Utah is losing more than water as the Great Salt Lake shrinks — it’s also losing snow faster.
The team collected snow samples from a plot adjacent to Alta Ski Resort and found that storms deposited substantial amounts of dust 16 times during the 2022 snowmelt season. After calculating where the dust came from during each storm based on wind direction and atmospheric conditions, the team found that Great Salt Lake contributed nearly a quarter of the total dust to the study site. It also released the most dust relative to the lake’s exposed surface area.

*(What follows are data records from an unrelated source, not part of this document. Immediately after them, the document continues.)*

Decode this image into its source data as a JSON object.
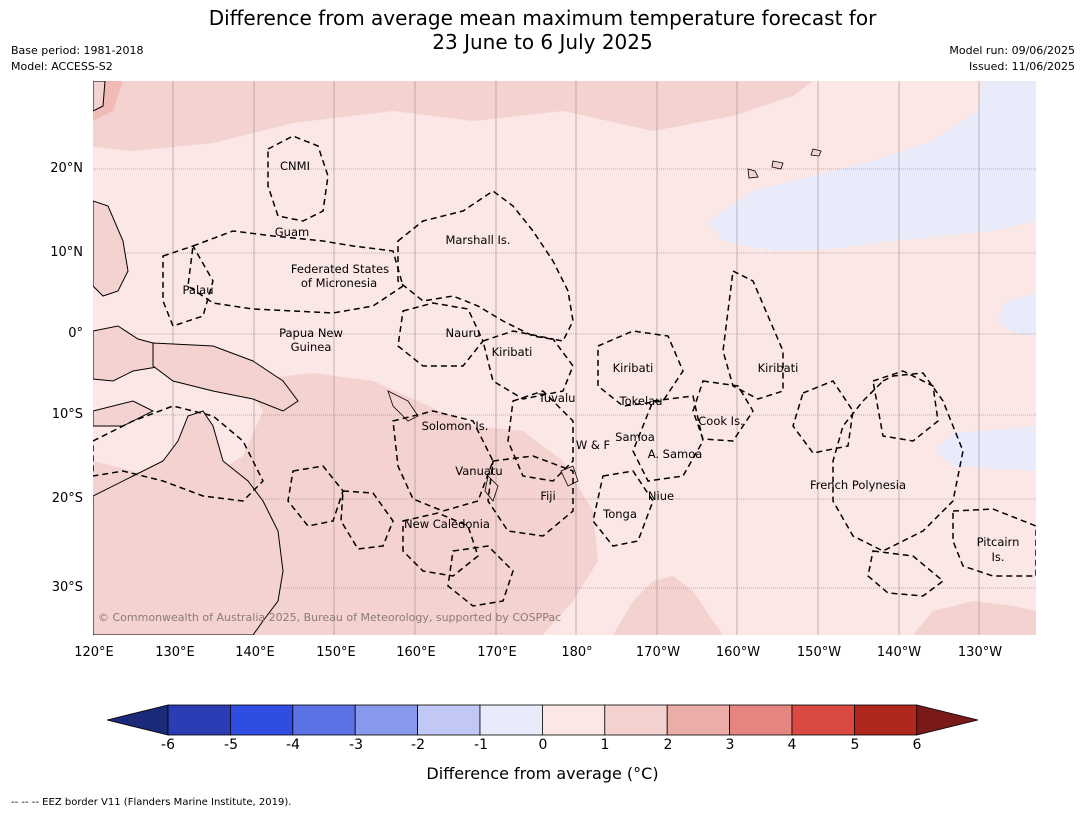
{
  "title": {
    "line1": "Difference from average mean maximum temperature forecast for",
    "line2": "23 June to 6 July 2025"
  },
  "meta": {
    "base_period": "Base period: 1981-2018",
    "model": "Model: ACCESS-S2",
    "model_run": "Model run: 09/06/2025",
    "issued": "Issued: 11/06/2025"
  },
  "map": {
    "copyright": "© Commonwealth of Australia 2025, Bureau of Meteorology, supported by COSPPac",
    "lat_labels": [
      "20°N",
      "10°N",
      "0°",
      "10°S",
      "20°S",
      "30°S"
    ],
    "lon_labels": [
      "120°E",
      "130°E",
      "140°E",
      "150°E",
      "160°E",
      "170°E",
      "180°",
      "170°W",
      "160°W",
      "150°W",
      "140°W",
      "130°W"
    ],
    "regions": [
      "CNMI",
      "Guam",
      "Marshall Is.",
      "Federated States",
      "of Micronesia",
      "Palau",
      "Papua New",
      "Guinea",
      "Nauru",
      "Kiribati",
      "Kiribati",
      "Kiribati",
      "Tuvalu",
      "Tokelau",
      "Cook Is.",
      "Solomon Is.",
      "Samoa",
      "W & F",
      "A. Samoa",
      "Vanuatu",
      "Fiji",
      "Niue",
      "French Polynesia",
      "Tonga",
      "New Caledonia",
      "Pitcairn",
      "Is."
    ],
    "colors": {
      "anomaly_0_1": "#fbe8e6",
      "anomaly_1_2": "#f4d2cf",
      "anomaly_m1_0": "#e9ebfb",
      "ocean_bg": "#fbe8e6"
    }
  },
  "colorbar": {
    "title": "Difference from average (°C)",
    "ticks": [
      "-6",
      "-5",
      "-4",
      "-3",
      "-2",
      "-1",
      "0",
      "1",
      "2",
      "3",
      "4",
      "5",
      "6"
    ],
    "colors": [
      "#1b2a78",
      "#2b3db5",
      "#2f4de0",
      "#5a72e6",
      "#8898ec",
      "#c2c8f5",
      "#e9ebfb",
      "#fbe8e6",
      "#f4d2cf",
      "#ecaca7",
      "#e48580",
      "#db4a42",
      "#b0271f",
      "#7a1a16"
    ]
  },
  "footnote": "--  --  -- EEZ border V11 (Flanders Marine Institute, 2019)."
}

A record amount of dust coated snow at the Atwater Study Plot near Alta, Utah, in spring of 2022. The dust speeded up snowmelt by 17 days.“The future of Utah is going to be drier,” says Patrick Belmont, a hydrologist at Utah State University in Logan who was not part of the study. Earlier snowmelt causes the landscape to dry out faster, creating “a feedback loop that’s hard to break out of,” he explains.
A smaller lake also means less winter snow, Belmont says, as evaporation from Great Salt Lake contributes up to 10 percent of the snowpack in the Wasatch range. “Unless we make some big policy changes, we should expect to see a much lower Great Salt Lake, and it’s very possible that we lose the lake altogether.”
Skiles and her colleagues plan to keep monitoring the snowpack and to use remote sensing to see if dust is impacting snow across all of the mountains that drain into the Great Salt Lake. “We need more years of data to understand if this is the new normal,” she says.